The spiritual significance might be that Canaanite priests dressed in linen. So, if an Israelite was clothed with garments mixed with wool and linen, this could represent a mixture of the worship of the LORD with the worship of Canaanite deities. As a result, the Israelites were not to wear garments made with wool and linen woven together because it symbolized a corrupted worship of the LORD. The priestly garments, by contrast, were made of pure linen (Leviticus 6:10, 16:4).

Moses closed this section with a positive command. He asked the Israelites to make for themselves tassels on the four corners of their garment with which they would cover themselves (v. 12).
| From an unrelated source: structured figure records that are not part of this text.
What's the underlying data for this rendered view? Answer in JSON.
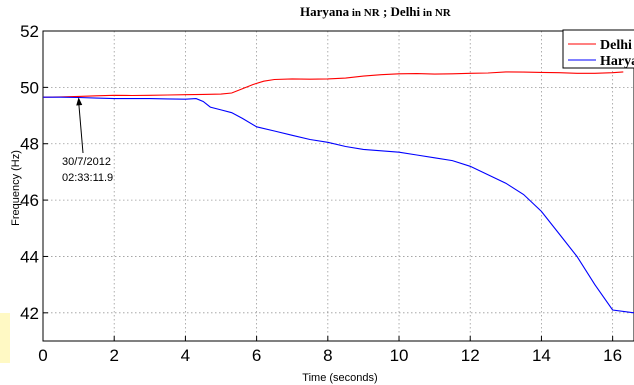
{
  "chart_data": {
    "type": "line",
    "title_part1": "Haryana",
    "title_part1_suffix": " in NR",
    "title_sep": " ; ",
    "title_part2": "Delhi",
    "title_part2_suffix": " in NR",
    "xlabel": "Time (seconds)",
    "ylabel": "Frequency (Hz)",
    "xlim": [
      0,
      16.6
    ],
    "ylim": [
      41,
      52
    ],
    "xticks": [
      0,
      2,
      4,
      6,
      8,
      10,
      12,
      14,
      16
    ],
    "yticks": [
      42,
      44,
      46,
      48,
      50,
      52
    ],
    "grid": true,
    "legend_position": "top-right",
    "annotation": {
      "line1": "30/7/2012",
      "line2": "02:33:11.9",
      "target": [
        1.0,
        49.65
      ]
    },
    "series": [
      {
        "name": "Delhi",
        "color": "#ff0000",
        "x": [
          0,
          0.5,
          1.0,
          1.5,
          2.0,
          2.5,
          3.0,
          3.5,
          4.0,
          4.5,
          5.0,
          5.3,
          5.6,
          5.9,
          6.2,
          6.5,
          7.0,
          7.5,
          8.0,
          8.5,
          9.0,
          9.5,
          10.0,
          10.5,
          11.0,
          11.5,
          12.0,
          12.5,
          13.0,
          13.5,
          14.0,
          14.5,
          15.0,
          15.5,
          16.0,
          16.3
        ],
        "y": [
          49.65,
          49.66,
          49.68,
          49.7,
          49.72,
          49.71,
          49.72,
          49.73,
          49.74,
          49.75,
          49.76,
          49.8,
          49.95,
          50.1,
          50.22,
          50.28,
          50.3,
          50.29,
          50.3,
          50.33,
          50.4,
          50.45,
          50.48,
          50.49,
          50.47,
          50.48,
          50.5,
          50.51,
          50.55,
          50.54,
          50.53,
          50.52,
          50.5,
          50.5,
          50.52,
          50.55
        ]
      },
      {
        "name": "Haryana",
        "color": "#0000ff",
        "x": [
          0,
          0.5,
          1.0,
          1.5,
          2.0,
          2.5,
          3.0,
          3.5,
          4.0,
          4.3,
          4.5,
          4.7,
          5.0,
          5.3,
          5.6,
          6.0,
          6.5,
          7.0,
          7.5,
          8.0,
          8.5,
          9.0,
          9.5,
          10.0,
          10.5,
          11.0,
          11.5,
          12.0,
          12.5,
          13.0,
          13.5,
          14.0,
          14.5,
          15.0,
          15.5,
          16.0,
          16.6
        ],
        "y": [
          49.65,
          49.65,
          49.64,
          49.62,
          49.6,
          49.6,
          49.6,
          49.59,
          49.58,
          49.6,
          49.5,
          49.3,
          49.2,
          49.1,
          48.9,
          48.6,
          48.45,
          48.3,
          48.15,
          48.05,
          47.9,
          47.8,
          47.75,
          47.7,
          47.6,
          47.5,
          47.4,
          47.2,
          46.9,
          46.6,
          46.2,
          45.6,
          44.8,
          44.0,
          43.0,
          42.1,
          42.0
        ]
      }
    ]
  }
}
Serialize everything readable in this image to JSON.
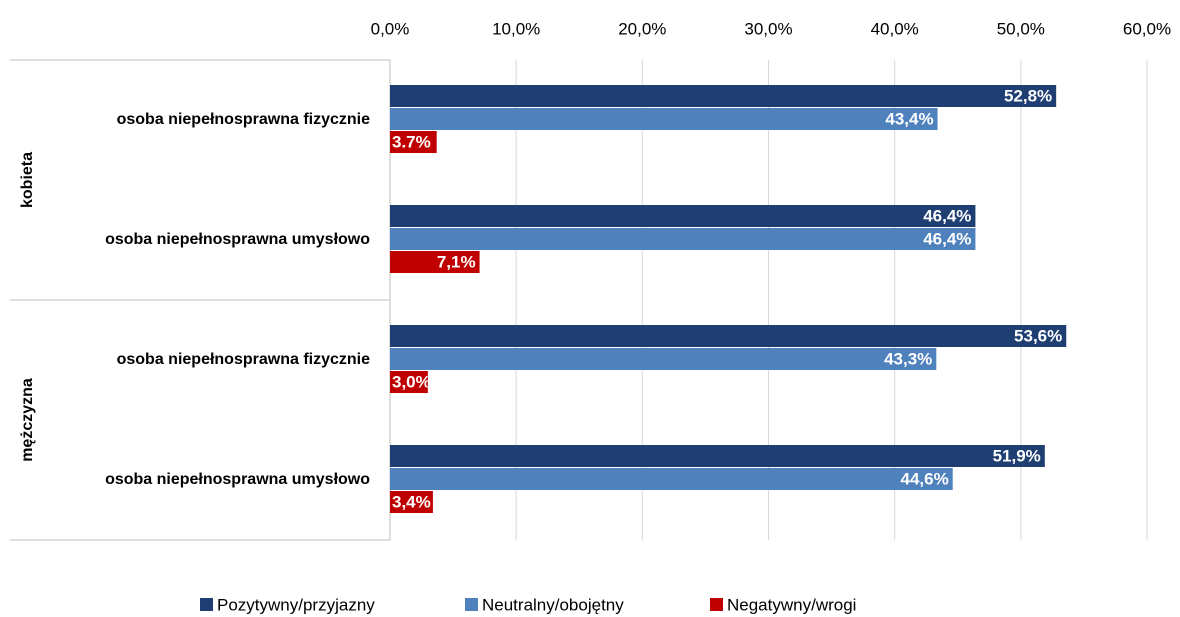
{
  "chart_data": {
    "type": "bar",
    "orientation": "horizontal",
    "groups": [
      "kobieta",
      "mężczyzna"
    ],
    "categories": [
      "osoba niepełnosprawna fizycznie",
      "osoba niepełnosprawna umysłowo",
      "osoba niepełnosprawna fizycznie",
      "osoba niepełnosprawna umysłowo"
    ],
    "series": [
      {
        "name": "Pozytywny/przyjazny",
        "color": "#1f3f73",
        "values": [
          52.8,
          46.4,
          53.6,
          51.9
        ],
        "value_labels": [
          "52,8%",
          "46,4%",
          "53,6%",
          "51,9%"
        ]
      },
      {
        "name": "Neutralny/obojętny",
        "color": "#4f81bd",
        "values": [
          43.4,
          46.4,
          43.3,
          44.6
        ],
        "value_labels": [
          "43,4%",
          "46,4%",
          "43,3%",
          "44,6%"
        ]
      },
      {
        "name": "Negatywny/wrogi",
        "color": "#c00000",
        "values": [
          3.7,
          7.1,
          3.0,
          3.4
        ],
        "value_labels": [
          "3.7%",
          "7,1%",
          "3,0%",
          "3,4%"
        ]
      }
    ],
    "xlim": [
      0,
      60
    ],
    "xticks": [
      {
        "value": 0,
        "label": "0,0%"
      },
      {
        "value": 10,
        "label": "10,0%"
      },
      {
        "value": 20,
        "label": "20,0%"
      },
      {
        "value": 30,
        "label": "30,0%"
      },
      {
        "value": 40,
        "label": "40,0%"
      },
      {
        "value": 50,
        "label": "50,0%"
      },
      {
        "value": 60,
        "label": "60,0%"
      }
    ],
    "grid": true,
    "legend": "bottom"
  }
}
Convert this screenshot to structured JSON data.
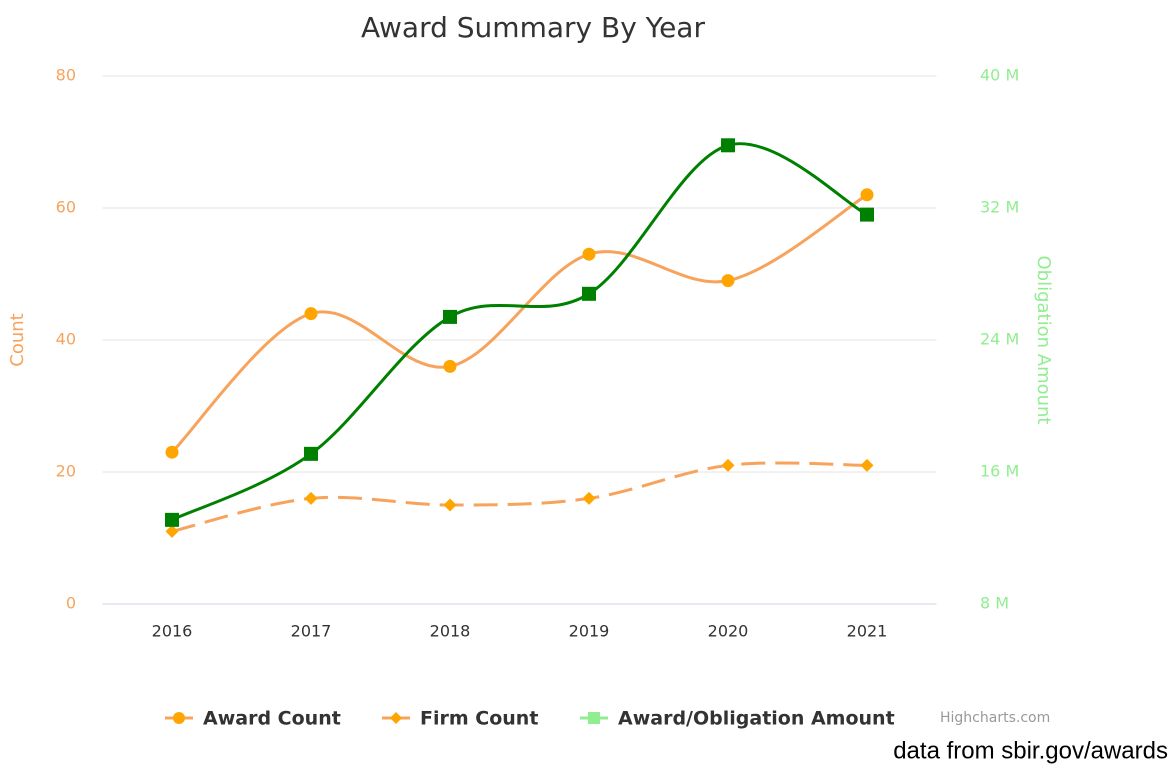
{
  "chart_data": {
    "type": "line",
    "title": "Award Summary By Year",
    "categories": [
      "2016",
      "2017",
      "2018",
      "2019",
      "2020",
      "2021"
    ],
    "y_label": "Count",
    "y2_label": "Obligation Amount",
    "ylim": [
      0,
      80
    ],
    "yticks": [
      0,
      20,
      40,
      60,
      80
    ],
    "y2lim": [
      8000000,
      40000000
    ],
    "y2ticks": [
      {
        "value": 8000000,
        "label": "8 M"
      },
      {
        "value": 16000000,
        "label": "16 M"
      },
      {
        "value": 24000000,
        "label": "24 M"
      },
      {
        "value": 32000000,
        "label": "32 M"
      },
      {
        "value": 40000000,
        "label": "40 M"
      }
    ],
    "grid": true,
    "y_axis_color": "#f7a35c",
    "y2_axis_color": "#90ee90",
    "series": [
      {
        "name": "Award Count",
        "color": "#f7a35c",
        "marker_color": "#ffa500",
        "marker": "circle",
        "dash": false,
        "values": [
          23,
          44,
          36,
          53,
          49,
          62
        ]
      },
      {
        "name": "Firm Count",
        "color": "#f7a35c",
        "marker_color": "#ffa500",
        "marker": "diamond",
        "dash": true,
        "values": [
          11,
          16,
          15,
          16,
          21,
          21
        ]
      },
      {
        "name": "Award/Obligation Amount",
        "color": "#008000",
        "marker_color": "#008000",
        "legend_color": "#90ee90",
        "marker": "square",
        "dash": false,
        "axis": "y2",
        "values": [
          13100000,
          17100000,
          25400000,
          26800000,
          35800000,
          31600000
        ]
      }
    ],
    "credit": "Highcharts.com",
    "source_note": "data from sbir.gov/awards"
  }
}
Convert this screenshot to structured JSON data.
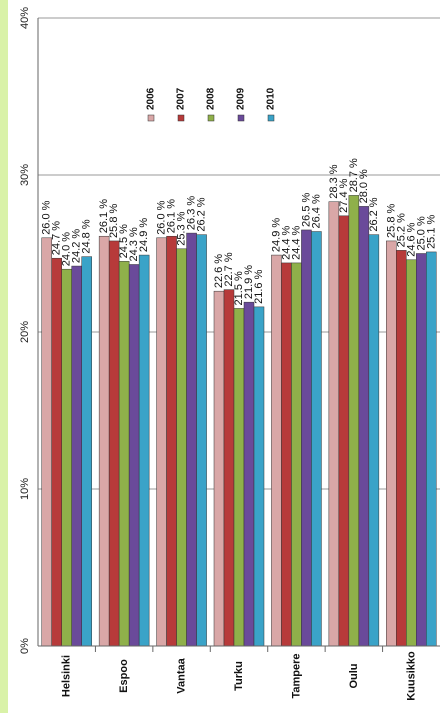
{
  "chart_data": {
    "type": "bar",
    "orientation": "rotated",
    "categories": [
      "Helsinki",
      "Espoo",
      "Vantaa",
      "Turku",
      "Tampere",
      "Oulu",
      "Kuusikko"
    ],
    "series": [
      {
        "name": "2006",
        "color": "#d9a7a7",
        "values": [
          26.0,
          26.1,
          26.0,
          22.6,
          24.9,
          28.3,
          25.8
        ]
      },
      {
        "name": "2007",
        "color": "#b73a3a",
        "values": [
          24.7,
          25.8,
          26.1,
          22.7,
          24.4,
          27.4,
          25.2
        ]
      },
      {
        "name": "2008",
        "color": "#8fb04a",
        "values": [
          24.0,
          24.5,
          25.3,
          21.5,
          24.4,
          28.7,
          24.6
        ]
      },
      {
        "name": "2009",
        "color": "#6a4a9a",
        "values": [
          24.2,
          24.3,
          26.3,
          21.9,
          26.5,
          28.0,
          25.0
        ]
      },
      {
        "name": "2010",
        "color": "#3aa3c8",
        "values": [
          24.8,
          24.9,
          26.2,
          21.6,
          26.4,
          26.2,
          25.1
        ]
      }
    ],
    "y_ticks": [
      "0%",
      "10%",
      "20%",
      "30%",
      "40%"
    ],
    "ylim": [
      0,
      40
    ],
    "label_suffix": " %",
    "grid": true,
    "legend_position": "top"
  }
}
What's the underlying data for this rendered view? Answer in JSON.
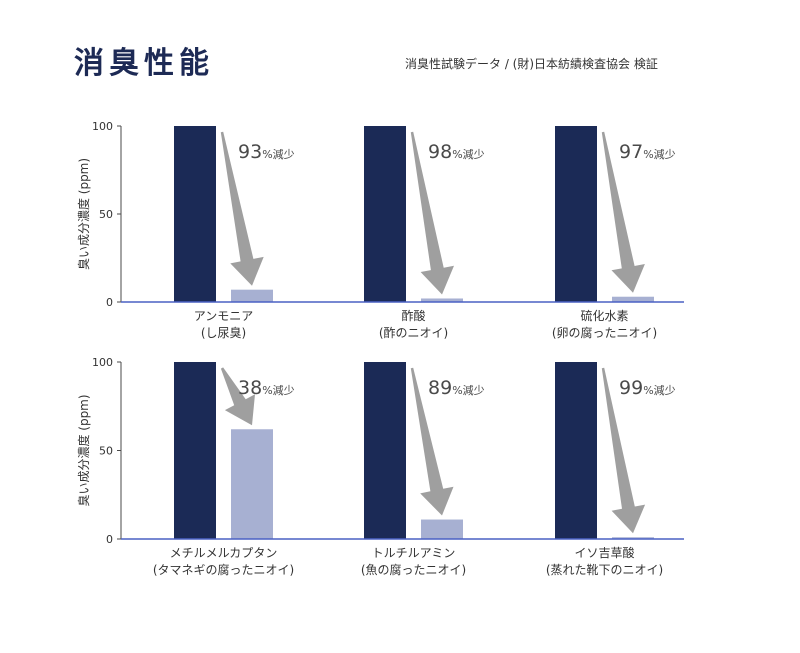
{
  "title": "消臭性能",
  "source": "消臭性試験データ / (財)日本紡績検査協会 検証",
  "chart_data": {
    "type": "bar",
    "ylabel": "臭い成分濃度 (ppm)",
    "ylim": [
      0,
      100
    ],
    "yticks": [
      0,
      50,
      100
    ],
    "colors": {
      "before": "#1b2a56",
      "after": "#a7b0d2",
      "arrow": "#8e8e8e",
      "axis": "#4a4a4a",
      "baseline": "#4a61c4"
    },
    "reduction_suffix": "%減少",
    "panels": [
      {
        "name": "アンモニア",
        "sub": "(し尿臭)",
        "before": 100,
        "after": 7,
        "reduction": "93"
      },
      {
        "name": "酢酸",
        "sub": "(酢のニオイ)",
        "before": 100,
        "after": 2,
        "reduction": "98"
      },
      {
        "name": "硫化水素",
        "sub": "(卵の腐ったニオイ)",
        "before": 100,
        "after": 3,
        "reduction": "97"
      },
      {
        "name": "メチルメルカプタン",
        "sub": "(タマネギの腐ったニオイ)",
        "before": 100,
        "after": 62,
        "reduction": "38"
      },
      {
        "name": "トルチルアミン",
        "sub": "(魚の腐ったニオイ)",
        "before": 100,
        "after": 11,
        "reduction": "89"
      },
      {
        "name": "イソ吉草酸",
        "sub": "(蒸れた靴下のニオイ)",
        "before": 100,
        "after": 1,
        "reduction": "99"
      }
    ]
  }
}
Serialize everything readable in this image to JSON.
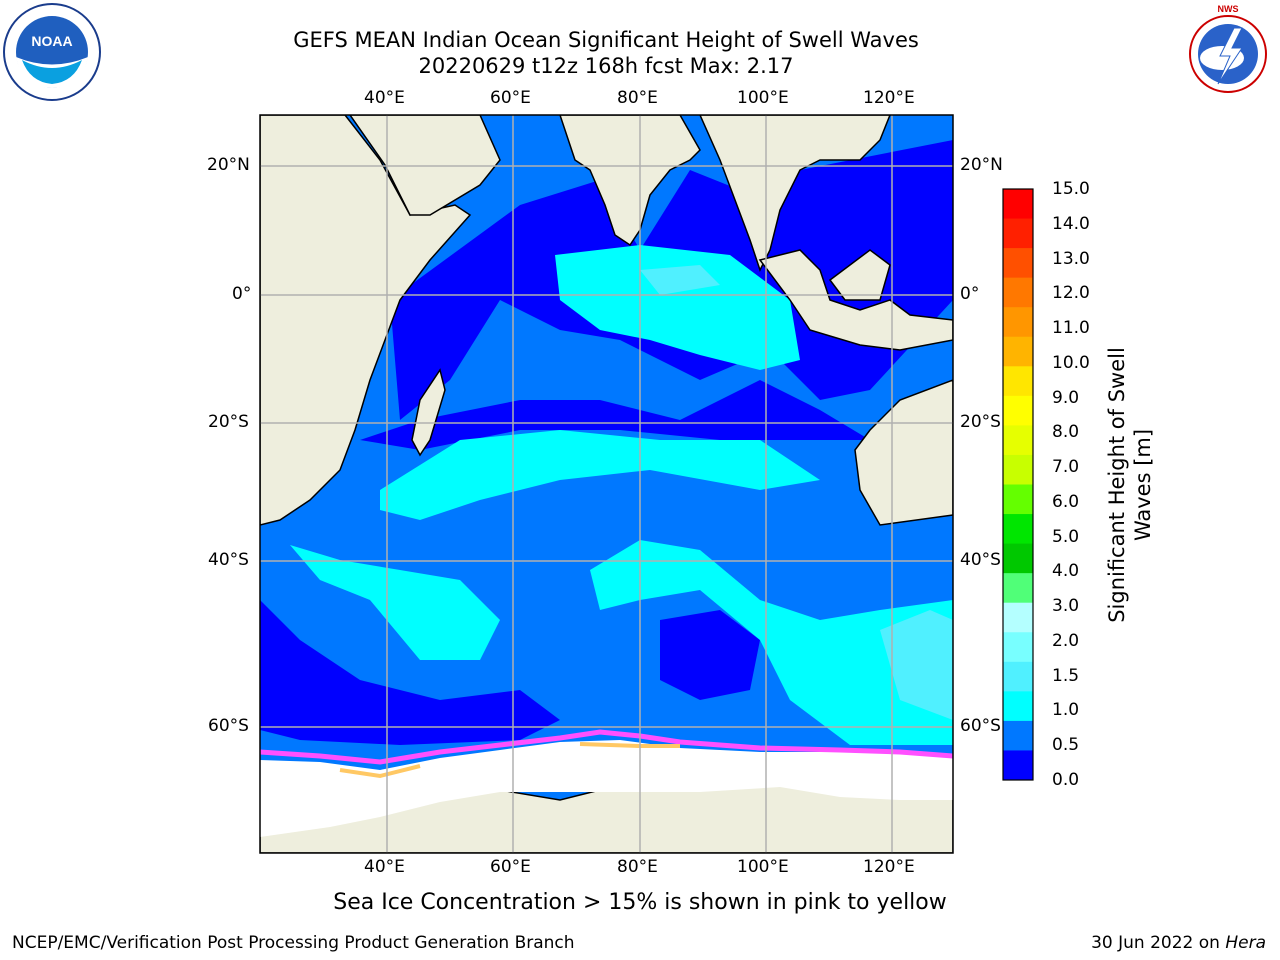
{
  "title": {
    "line1": "GEFS MEAN Indian Ocean Significant Height of Swell Waves",
    "line2": "20220629 t12z 168h fcst   Max: 2.17"
  },
  "logos": {
    "left": "noaa-logo",
    "right": "national-weather-service-logo",
    "left_text": "NOAA",
    "right_text": "NATIONAL WEATHER SERVICE"
  },
  "axes": {
    "lon_ticks": [
      "40°E",
      "60°E",
      "80°E",
      "100°E",
      "120°E"
    ],
    "lat_ticks": [
      "20°N",
      "0°",
      "20°S",
      "40°S",
      "60°S"
    ]
  },
  "colorbar": {
    "title_line1": "Significant Height of Swell",
    "title_line2": "Waves [m]",
    "labels": [
      "15.0",
      "14.0",
      "13.0",
      "12.0",
      "11.0",
      "10.0",
      "9.0",
      "8.0",
      "7.0",
      "6.0",
      "5.0",
      "4.0",
      "3.0",
      "2.0",
      "1.5",
      "1.0",
      "0.5",
      "0.0"
    ],
    "colors": [
      "#ff0000",
      "#ff2000",
      "#ff5000",
      "#ff7800",
      "#ff9600",
      "#ffb400",
      "#ffe600",
      "#ffff00",
      "#e6ff00",
      "#c8ff00",
      "#64ff00",
      "#00e600",
      "#00c800",
      "#50ff78",
      "#b4ffff",
      "#78ffff",
      "#50f0ff",
      "#00ffff",
      "#0078ff",
      "#0000ff"
    ]
  },
  "footnote": "Sea Ice Concentration > 15% is shown in pink to yellow",
  "credit_left": "NCEP/EMC/Verification Post Processing Product Generation Branch",
  "credit_right_prefix": "30 Jun 2022 on ",
  "credit_right_italic": "Hera"
}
The term tassel (Heb. "gedilîm") refers to an ornament made of cords bound at one end.

Moses did not give the reason for asking the Israelites to do this here, but it might be that this was a reminder to the generation entering the Promised Land of what the LORD told the previous generation in Numbers 15:37 - 41. There, He said that wearing the tassels was meant to be a reminder of "all the commandments of the Lord, so as to do them and not follow after your own heart and your own eyes" (Numbers 15:39) and that they may "remember to do all My commandments and be holy to your God" (Numbers 15:40).

One could ask what mixing seeds, mixing animals used for plowing, and mixing clothes have to do with the seventh commandment. It has been suggested that these issues were used as illustrations of purity in the community. Adultery, called the "Great Sin" in parts of the ancient Near East, was the epitome of impurity. It involves a mixture of persons from different families. It also was a violation of the marriage covenant, and it served as an illustration of the impurity of spiritual adultery—mixing the faith and worship of the LORD with pagan faith and worship practices.